Philosophy. The immense popularity of homeschooling means that families and the reasons they do it are more varied than ever before. While this is a good thing, these differences mean it is also more difficult than ever to locate a local support group that shares a family’s exact homeschool philosophy, approach and methodology. Years ago, it was easy to find a group of parents who shared the same ideas, followed the same homeschooling approach, and even used the same curriculum! Though these groups still exist today, it can take an Internet connection and heavy email use to participate. This shift means that families must participate in local groups to gain access to activities, but remain on-line to discuss philosophical issues that matter to them. This greater effort leads to greater opportunities for the children — overall, not a bad thing – but makes it a tad harder to find good, local support.
Membership. Support systems need to fit a need and, for most families, this includes other children for yours to hang out with. Even the best support group in town becomes much less appealing if all your teen has to do during meetings is take turns pushing preschoolers on the swings. Groups leaders don’t always like this question, but it’s very common for families to ask the ages of the other children when deciding whether to join a support system or not. And why not? With socialization constantly at the center of debate and many homeschoolers spending extra time at home, it makes perfect sense to guarantee your kids can be making friends while you are chatting with other parents.
Faith. Or not. Not surprisingly, many groups are formed solely on a common belief system. Don’t share those beliefs? You may not feel comfortable in the group, assuming your family was even allowed to join at all. Some groups advertise using terms like “inclusive”, “exclusive”, and “religion-friendly” on the web site or literature. Others require a signed statement-of-faith as part of the membership packet. Though families do not always choose homeschooling for religious reasons, sharing a bond with other like-minded families still remains a primary focus for many people all around the country. Should your faith not match theirs, it’s probably not the group for you.

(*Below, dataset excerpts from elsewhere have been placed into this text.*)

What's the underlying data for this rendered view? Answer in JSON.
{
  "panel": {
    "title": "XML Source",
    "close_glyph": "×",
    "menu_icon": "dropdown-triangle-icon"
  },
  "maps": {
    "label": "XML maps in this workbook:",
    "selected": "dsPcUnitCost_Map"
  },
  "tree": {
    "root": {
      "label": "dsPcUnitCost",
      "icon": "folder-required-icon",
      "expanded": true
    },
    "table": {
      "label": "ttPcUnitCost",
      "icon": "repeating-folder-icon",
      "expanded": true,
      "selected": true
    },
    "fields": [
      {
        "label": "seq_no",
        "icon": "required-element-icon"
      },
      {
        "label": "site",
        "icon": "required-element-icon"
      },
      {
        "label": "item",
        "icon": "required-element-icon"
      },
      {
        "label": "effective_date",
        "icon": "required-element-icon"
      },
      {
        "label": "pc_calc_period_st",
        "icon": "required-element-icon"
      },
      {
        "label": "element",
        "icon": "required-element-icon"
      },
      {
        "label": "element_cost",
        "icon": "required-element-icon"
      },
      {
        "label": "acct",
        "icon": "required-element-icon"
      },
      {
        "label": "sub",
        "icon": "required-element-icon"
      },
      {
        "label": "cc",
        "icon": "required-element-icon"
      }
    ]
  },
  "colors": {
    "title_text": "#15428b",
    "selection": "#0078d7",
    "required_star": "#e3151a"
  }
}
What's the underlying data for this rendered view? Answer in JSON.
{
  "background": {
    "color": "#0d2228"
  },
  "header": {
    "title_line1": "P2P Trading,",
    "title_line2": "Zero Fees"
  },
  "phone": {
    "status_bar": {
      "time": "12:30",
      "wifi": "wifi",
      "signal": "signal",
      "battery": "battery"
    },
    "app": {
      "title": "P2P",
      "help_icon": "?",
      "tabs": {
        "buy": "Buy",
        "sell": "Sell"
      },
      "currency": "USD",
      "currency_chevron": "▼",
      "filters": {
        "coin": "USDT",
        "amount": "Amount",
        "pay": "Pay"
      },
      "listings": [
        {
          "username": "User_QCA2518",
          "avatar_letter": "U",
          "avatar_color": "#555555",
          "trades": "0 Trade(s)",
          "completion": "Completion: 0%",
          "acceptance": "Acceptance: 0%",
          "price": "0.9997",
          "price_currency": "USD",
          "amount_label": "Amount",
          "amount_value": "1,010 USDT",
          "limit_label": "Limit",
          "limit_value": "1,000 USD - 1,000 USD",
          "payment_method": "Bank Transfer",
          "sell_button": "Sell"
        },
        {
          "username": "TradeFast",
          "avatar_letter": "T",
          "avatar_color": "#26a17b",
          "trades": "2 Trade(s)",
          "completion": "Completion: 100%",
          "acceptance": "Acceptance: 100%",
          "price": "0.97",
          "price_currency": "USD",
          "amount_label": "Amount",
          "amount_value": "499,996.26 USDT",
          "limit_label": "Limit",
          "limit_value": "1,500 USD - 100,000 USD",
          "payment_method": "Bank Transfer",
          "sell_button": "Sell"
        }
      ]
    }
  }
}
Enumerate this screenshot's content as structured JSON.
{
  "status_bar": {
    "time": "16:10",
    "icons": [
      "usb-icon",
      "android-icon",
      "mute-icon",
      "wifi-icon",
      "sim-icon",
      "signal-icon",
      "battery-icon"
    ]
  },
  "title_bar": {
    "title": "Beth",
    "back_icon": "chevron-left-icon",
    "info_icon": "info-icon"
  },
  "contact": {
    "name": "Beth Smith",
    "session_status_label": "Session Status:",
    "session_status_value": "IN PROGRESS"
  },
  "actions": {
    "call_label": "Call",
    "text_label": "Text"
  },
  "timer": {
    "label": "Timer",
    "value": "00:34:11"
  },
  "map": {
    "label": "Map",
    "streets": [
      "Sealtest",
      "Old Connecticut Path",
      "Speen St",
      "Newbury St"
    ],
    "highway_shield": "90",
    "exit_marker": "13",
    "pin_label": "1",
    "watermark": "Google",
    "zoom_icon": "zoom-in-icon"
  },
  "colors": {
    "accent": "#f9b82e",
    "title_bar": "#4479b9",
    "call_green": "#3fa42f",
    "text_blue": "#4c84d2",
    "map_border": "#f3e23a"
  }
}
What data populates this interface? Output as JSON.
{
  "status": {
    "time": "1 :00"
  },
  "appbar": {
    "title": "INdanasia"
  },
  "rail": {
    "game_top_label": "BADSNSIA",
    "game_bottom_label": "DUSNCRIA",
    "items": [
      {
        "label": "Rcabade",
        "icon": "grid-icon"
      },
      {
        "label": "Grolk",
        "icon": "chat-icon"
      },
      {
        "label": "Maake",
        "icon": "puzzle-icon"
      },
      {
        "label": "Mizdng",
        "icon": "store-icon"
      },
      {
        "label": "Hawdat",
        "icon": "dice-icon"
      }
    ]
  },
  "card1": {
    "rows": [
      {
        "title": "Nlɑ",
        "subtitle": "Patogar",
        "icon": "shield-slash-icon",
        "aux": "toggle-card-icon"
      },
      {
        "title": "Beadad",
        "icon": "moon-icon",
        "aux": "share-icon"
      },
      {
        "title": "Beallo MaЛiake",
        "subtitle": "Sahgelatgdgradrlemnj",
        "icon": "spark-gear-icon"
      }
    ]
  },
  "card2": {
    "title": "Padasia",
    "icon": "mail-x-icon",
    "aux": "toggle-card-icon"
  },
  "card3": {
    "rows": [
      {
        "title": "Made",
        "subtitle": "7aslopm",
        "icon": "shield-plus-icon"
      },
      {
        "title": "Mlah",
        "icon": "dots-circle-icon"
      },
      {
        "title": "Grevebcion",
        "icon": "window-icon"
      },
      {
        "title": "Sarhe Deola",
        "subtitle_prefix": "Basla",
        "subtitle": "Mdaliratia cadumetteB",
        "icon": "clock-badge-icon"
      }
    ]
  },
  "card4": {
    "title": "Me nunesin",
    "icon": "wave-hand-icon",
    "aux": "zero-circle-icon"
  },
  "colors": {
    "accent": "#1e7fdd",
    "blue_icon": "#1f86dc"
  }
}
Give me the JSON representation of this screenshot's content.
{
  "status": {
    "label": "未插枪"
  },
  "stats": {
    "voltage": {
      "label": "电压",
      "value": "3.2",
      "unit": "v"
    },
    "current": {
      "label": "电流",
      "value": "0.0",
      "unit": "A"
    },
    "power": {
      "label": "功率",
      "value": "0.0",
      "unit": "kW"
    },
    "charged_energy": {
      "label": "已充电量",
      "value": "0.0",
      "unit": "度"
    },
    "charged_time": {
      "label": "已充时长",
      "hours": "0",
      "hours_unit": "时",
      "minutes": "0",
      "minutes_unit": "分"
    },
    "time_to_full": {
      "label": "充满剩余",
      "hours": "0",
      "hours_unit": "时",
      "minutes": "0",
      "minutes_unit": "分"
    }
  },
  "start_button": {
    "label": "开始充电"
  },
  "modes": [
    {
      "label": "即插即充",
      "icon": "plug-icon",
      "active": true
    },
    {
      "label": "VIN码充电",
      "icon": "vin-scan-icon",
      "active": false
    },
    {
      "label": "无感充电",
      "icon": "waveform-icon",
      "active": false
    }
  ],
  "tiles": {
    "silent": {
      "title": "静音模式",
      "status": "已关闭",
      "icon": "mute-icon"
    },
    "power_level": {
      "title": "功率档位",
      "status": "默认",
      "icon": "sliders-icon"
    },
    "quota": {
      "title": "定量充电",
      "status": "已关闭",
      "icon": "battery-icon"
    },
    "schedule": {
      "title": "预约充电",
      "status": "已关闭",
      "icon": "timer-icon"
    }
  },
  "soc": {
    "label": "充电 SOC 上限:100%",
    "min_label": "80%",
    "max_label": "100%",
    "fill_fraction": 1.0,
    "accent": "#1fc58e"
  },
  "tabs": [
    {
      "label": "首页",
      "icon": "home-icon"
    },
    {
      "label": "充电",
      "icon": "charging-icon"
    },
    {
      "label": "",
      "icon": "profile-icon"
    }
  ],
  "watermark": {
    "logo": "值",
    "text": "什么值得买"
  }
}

Turmoil. No list would be complete without mentioning the internal turmoil that frequently arises from parent groups of this kind. Talk to any member of a homeschool association, a parent-teacher organization, mom’s group, social club, or organization of any sort and you’ll hear of the drama that occurs when individuals do not see eye to eye. Though this cannot always be avoided, it does present parents with the choice of getting involved in the turmoil or not. Remembering that the purpose of these groups is ultimately to serve students and that children model adult behavior is often enough to diffuse any situations that arise. Not contributing to the turmoil isn’t always easy, but can be accomplished by participating on the periphery rather than within the center of those responsible for the awkwardness. And though it isn’t always an easy or popular place to be, those within the circle of leadership must adhere to their mission when making decisions that affect the group, allowing it to carry out its purpose for many years to come.